L’impassibilità distaccata e il silenzio di Mario Carnejo (Castro) sono la forte sostanza di un film chirurgico. Se da un lato ha modo di stupire nei suoi sviluppi, dall’altro non lascia—soprattutto a chi abbia visto il precedente, del quale può esser considerato una variante—alcun dubbio sulla sua fine: il mondo si sta chiudendo sul silenzioso protagonista, il quale sta per reagire in un dormiveglia incurante di politica e morale, confinandosi in un gretto sogno amoroso che non potrà che finire nel peggiore degli sgabuzzini.

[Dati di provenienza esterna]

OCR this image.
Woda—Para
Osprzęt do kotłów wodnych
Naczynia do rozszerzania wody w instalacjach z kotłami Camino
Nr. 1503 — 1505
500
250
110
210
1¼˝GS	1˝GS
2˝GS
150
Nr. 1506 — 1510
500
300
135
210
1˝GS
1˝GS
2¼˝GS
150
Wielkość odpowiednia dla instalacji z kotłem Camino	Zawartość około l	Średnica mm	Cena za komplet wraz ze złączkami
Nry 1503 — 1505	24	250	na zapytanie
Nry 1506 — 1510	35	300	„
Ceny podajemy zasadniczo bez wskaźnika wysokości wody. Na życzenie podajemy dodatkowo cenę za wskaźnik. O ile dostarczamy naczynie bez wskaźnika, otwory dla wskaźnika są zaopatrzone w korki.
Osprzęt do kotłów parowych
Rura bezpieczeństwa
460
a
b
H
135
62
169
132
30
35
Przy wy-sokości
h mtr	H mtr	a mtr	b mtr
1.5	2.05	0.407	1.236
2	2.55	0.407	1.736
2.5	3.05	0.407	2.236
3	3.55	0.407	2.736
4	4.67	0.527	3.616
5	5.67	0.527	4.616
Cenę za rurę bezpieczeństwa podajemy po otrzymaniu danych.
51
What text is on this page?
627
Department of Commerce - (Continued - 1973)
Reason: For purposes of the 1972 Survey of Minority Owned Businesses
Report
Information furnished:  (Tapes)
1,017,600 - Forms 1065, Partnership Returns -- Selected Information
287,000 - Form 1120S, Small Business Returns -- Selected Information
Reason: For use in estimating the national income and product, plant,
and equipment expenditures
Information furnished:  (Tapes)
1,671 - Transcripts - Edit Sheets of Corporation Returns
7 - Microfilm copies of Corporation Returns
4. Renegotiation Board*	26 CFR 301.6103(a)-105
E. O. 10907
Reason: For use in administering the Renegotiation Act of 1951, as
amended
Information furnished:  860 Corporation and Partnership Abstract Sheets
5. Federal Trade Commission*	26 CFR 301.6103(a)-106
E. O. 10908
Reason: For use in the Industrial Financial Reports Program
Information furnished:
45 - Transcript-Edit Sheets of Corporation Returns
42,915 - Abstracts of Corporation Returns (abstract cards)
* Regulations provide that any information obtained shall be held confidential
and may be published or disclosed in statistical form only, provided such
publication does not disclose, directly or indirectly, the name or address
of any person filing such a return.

Finirà male, eppur nulla continuerà a importare; tanto che, senza palesare nessun cambiamento nel flusso del film, Larraín ci mostra l’effetto finale prima di tornare con un flashback a raccontarcene l’antefatto.
Di questo innesto-sequenza straniante (un cadavere conosciuto, una donna che abbiamo appena incontrato morta in circostanze sulle quali possiamo ancora fare ipotesi) è forse più curiosa la coda: Mario si fa dettare i suoi appunti a mano del referto dell’autopsia, come evidentemente ha sempre fatto, dal fratellino di Nancy (Antonia Zegers) per batterli a macchina, poi paga il bambino e lo abbraccia stretto da un principio di pianto. Non si sa, neppure a posteriori, se rimanere più interdetti dal fatto che Mario si stia facendo dettare l’autopsia dal fratello di Nancy, dal fatto che questo fratello sia solo un bambino oppure dal fatto che intuibilmente da sempre Mario non si è fatto remore a usarlo per farsi dettare certe cose.
Questo frammento di film è più di altri il ritratto di un uomo e di un paese a fondamento dei quali non si ritrova nessun disegno, nessun fine se non un’utilità miope. Il quasi-pianto di Mario rimanda a quello con Nancy, successivo nell’intreccio ma precedente nella fabula, nel quale Mario e Nancy consumano un pasto scoppiando a piangere a tavola: seguirà una scena del rapporto sessuale fra i due ripresa dal punto di vista dell’uomo. C’è quindi abbastanza per provare empatia con Mario/Castro, quanto ce n’è per rimanerne disumanizzati: è un uomo che non ha neanche il coraggio di bruciare la sua libertà e quella degli altri (come invece ha fatto Nancy dando fuoco alla sua casa per far credere di esser morta), ma preferisce farla morire di fame e sete. Non è un bel ritratto e, indipendentemente dal Cile, ci somiglia molto: leggete la cronaca italiana odierna.
Distribuito, meritoriamente, dalla Archibald in sole copie sottotitolate.